AI as Your Proofreader in Content Writing

AI proofreading keeps improving, especially for those in content writing. It can catch typos, awkward phrasing, and even suggest better sentence structures.

But, and this is a big but, they are not perfect. AI has a habit of overcorrecting and stripping the personality out of a text. If you rely too much on AI instead of human proofreading, your writing starts to sound like a corporate press release: technically correct but completely lifeless.

What I’ve found most useful is using AI to clean up basic errors, suggest better wording, and hit the TOV, and then I’ll do a final pass myself to put the human touch back in. A good trick is to have your own banned words list.

AI loves throwing in words like “crucial,” “explore,” and “essential” in every other sentence. By telling AI what words to avoid in your content writing, you can maintain more control over your tone and style.

AI can also help restructure writing for different formats. Need to turn a long-form blog post into a snappy LinkedIn update? AI can do the first draft.

Just make sure to edit it afterward, because AI has a special talent for making casual writing sound like an instruction manual.

AI Won’t Replace You (Yet)

There’s a lot of fear that AI will replace writers, but honestly, I don’t see that happening too soon – at least not for those who take their craft seriously or use AI intentionally to make their work stronger.

Because AI is like a parrot: it convincingly repeats things but doesn’t actually understand what it’s saying. It lacks cultural context, emotional depth, and the ability to create something truly original.

It’s not a replacement for skill, experience, and that unique human touch that makes content writing truly engaging.
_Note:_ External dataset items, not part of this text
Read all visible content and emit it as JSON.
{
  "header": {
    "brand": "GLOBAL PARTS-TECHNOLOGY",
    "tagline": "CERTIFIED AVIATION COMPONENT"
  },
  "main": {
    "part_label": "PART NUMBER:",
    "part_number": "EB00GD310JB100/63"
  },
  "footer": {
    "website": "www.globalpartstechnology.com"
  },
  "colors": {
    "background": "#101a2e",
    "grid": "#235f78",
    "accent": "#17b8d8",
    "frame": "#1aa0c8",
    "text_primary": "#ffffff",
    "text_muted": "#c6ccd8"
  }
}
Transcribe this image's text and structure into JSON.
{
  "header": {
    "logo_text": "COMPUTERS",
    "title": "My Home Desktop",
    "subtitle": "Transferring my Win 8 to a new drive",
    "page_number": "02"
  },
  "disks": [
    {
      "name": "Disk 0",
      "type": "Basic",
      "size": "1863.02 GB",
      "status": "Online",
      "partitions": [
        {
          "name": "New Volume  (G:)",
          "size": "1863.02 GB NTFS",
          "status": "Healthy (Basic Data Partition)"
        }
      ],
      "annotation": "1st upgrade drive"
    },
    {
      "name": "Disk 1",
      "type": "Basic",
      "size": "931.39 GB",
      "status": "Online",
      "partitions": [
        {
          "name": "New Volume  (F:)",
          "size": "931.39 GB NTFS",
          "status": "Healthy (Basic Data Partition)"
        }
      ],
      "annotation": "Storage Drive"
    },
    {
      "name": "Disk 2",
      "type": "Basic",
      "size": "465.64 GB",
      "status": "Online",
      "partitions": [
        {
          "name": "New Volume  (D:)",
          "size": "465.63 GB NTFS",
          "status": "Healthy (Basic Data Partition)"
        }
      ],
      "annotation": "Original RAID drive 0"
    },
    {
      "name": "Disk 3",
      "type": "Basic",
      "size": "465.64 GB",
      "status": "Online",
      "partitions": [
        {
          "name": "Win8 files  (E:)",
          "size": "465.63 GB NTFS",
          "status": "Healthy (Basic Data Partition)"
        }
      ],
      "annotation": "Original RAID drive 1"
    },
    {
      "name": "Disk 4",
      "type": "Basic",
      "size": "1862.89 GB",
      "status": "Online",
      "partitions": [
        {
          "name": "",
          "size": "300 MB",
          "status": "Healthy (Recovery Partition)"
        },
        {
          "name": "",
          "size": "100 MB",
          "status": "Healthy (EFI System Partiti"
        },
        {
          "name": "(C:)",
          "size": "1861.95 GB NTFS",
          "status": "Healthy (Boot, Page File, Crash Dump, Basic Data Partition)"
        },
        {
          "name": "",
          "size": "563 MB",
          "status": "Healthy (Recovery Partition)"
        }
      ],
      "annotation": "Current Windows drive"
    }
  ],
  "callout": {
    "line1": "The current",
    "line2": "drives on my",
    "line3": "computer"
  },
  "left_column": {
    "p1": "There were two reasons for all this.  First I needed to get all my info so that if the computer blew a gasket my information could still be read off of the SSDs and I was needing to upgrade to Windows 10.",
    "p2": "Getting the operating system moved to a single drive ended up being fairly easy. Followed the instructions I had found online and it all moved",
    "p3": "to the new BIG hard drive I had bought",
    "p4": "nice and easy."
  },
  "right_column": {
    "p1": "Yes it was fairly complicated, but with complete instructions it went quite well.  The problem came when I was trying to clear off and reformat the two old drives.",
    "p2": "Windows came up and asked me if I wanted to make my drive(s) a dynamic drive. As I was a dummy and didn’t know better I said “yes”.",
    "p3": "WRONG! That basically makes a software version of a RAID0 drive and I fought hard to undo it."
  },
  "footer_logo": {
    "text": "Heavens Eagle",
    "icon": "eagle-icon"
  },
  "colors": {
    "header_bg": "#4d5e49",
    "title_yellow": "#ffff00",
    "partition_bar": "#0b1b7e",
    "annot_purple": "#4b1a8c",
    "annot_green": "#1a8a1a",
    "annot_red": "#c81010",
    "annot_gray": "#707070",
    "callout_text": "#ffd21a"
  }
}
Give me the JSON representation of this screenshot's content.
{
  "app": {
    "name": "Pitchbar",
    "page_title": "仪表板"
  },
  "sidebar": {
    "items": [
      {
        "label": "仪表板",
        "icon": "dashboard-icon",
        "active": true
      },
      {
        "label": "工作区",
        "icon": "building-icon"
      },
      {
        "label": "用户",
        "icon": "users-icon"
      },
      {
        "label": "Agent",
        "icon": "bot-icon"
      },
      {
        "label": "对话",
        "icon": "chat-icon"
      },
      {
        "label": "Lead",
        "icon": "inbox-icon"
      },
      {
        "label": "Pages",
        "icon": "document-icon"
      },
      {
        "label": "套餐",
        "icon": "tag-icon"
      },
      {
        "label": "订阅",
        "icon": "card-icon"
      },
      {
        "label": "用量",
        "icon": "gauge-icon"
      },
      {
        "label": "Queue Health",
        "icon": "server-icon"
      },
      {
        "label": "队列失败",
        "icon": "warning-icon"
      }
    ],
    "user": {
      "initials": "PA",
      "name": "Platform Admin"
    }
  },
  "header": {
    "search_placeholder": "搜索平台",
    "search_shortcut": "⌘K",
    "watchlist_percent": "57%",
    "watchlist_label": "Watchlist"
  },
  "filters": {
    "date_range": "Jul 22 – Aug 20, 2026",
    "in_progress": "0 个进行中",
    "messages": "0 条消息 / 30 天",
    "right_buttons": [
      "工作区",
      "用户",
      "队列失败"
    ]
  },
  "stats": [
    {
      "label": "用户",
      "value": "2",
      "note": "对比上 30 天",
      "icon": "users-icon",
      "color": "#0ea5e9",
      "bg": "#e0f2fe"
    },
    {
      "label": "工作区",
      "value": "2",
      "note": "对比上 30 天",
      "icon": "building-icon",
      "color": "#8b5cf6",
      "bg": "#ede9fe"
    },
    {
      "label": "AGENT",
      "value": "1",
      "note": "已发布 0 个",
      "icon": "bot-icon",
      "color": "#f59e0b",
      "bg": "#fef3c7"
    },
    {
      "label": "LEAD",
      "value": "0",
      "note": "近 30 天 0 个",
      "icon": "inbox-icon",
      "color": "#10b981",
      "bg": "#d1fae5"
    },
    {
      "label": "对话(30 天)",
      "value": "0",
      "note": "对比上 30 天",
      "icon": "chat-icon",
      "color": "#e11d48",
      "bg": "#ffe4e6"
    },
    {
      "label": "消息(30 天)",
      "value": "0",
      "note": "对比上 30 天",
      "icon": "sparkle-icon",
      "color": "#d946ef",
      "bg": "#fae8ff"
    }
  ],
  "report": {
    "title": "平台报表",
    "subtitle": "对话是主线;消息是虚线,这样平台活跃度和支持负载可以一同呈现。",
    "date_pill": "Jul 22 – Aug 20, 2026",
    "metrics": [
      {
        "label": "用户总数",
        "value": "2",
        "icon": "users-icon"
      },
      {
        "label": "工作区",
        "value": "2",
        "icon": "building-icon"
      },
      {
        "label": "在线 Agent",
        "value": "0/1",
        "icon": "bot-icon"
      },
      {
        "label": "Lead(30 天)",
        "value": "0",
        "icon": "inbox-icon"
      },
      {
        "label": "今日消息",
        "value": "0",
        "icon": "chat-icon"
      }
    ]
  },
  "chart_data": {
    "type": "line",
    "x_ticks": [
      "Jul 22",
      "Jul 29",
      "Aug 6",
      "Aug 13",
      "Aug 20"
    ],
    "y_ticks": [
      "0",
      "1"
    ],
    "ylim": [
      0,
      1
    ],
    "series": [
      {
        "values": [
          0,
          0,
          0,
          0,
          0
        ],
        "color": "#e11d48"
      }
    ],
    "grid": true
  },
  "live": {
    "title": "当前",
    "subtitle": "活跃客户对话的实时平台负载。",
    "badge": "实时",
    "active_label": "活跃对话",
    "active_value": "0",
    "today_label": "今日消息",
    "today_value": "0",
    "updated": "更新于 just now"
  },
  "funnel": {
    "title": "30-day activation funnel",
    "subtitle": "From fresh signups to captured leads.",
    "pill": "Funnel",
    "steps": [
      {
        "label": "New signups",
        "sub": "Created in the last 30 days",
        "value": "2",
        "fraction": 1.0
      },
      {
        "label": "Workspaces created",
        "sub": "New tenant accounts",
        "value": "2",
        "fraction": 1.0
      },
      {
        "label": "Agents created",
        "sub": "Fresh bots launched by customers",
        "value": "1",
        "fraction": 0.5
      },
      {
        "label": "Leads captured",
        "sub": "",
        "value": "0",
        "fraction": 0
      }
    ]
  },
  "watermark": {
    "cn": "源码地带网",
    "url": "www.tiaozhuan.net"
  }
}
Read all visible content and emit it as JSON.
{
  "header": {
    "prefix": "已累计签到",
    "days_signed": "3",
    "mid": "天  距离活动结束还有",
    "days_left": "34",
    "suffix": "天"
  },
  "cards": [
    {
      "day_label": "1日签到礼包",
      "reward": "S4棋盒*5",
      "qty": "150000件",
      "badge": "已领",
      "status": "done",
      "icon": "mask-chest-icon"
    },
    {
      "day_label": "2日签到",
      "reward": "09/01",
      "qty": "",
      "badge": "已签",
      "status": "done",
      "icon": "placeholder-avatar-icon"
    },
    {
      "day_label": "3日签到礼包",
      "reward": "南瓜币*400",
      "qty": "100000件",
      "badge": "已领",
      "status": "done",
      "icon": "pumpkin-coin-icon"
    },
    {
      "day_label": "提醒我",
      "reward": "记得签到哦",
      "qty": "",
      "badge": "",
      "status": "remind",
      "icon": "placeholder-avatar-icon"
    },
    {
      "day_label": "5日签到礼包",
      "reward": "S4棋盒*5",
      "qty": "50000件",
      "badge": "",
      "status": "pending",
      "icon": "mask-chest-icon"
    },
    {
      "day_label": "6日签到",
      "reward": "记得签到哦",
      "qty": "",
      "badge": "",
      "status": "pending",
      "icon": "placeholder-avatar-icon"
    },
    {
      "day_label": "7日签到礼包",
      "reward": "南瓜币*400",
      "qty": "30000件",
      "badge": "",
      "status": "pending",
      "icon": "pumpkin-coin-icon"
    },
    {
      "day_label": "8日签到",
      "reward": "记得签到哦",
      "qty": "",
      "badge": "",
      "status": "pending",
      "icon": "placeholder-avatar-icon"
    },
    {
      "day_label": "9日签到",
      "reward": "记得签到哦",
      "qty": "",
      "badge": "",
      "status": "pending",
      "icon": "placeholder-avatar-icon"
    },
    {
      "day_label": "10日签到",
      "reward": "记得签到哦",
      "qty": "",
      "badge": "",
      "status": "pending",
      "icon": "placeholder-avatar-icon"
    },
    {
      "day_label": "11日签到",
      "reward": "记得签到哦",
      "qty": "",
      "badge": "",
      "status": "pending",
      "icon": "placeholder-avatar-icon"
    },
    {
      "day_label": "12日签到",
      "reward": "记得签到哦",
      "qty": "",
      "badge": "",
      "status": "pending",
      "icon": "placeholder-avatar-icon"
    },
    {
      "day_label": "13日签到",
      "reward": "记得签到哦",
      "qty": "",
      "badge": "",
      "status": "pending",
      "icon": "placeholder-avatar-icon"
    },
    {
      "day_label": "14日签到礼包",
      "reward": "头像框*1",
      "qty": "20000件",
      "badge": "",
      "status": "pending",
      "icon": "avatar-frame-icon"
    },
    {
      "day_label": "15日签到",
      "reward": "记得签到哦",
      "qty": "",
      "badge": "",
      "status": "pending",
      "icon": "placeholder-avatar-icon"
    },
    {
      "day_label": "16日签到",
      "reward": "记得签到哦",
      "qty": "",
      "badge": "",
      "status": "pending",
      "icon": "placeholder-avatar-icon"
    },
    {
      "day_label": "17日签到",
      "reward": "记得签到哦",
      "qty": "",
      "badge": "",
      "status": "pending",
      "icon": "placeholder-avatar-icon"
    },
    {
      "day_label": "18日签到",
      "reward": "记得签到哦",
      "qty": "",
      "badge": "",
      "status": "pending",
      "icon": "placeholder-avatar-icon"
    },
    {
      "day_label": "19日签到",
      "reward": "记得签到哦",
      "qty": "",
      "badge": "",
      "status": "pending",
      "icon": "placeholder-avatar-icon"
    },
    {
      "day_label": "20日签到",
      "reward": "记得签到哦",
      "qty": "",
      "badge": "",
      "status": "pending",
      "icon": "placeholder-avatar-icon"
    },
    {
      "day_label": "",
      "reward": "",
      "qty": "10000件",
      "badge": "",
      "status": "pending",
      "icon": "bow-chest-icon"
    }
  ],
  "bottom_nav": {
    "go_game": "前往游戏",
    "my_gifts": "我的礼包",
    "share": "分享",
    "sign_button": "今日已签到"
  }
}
The biggest mistake writers make is assuming AI can do all the work for them. It can’t. People will notice if you just copy-paste AI-generated content without tweaking it and making it yours.

AI-generated text has a certain “feel” to it – predictable sentence structures, overly formal phrasing, and an obsession with certain buzzwords. Once you’ve read enough AI-generated content, you spot it easily.

(Seriously, if I see one more AI-generated blog that starts with “In today’s fast-paced world…” I might lose my mind)

If you use AI as an assistant rather than a replacement in your content writing, you’ll stay ahead of the curve. Ignore it completely, and you risk falling behind. Maybe one day that overly enthusiastic AI intern will learn to write like a real human.

But until then, someone’s got to keep an eye on it.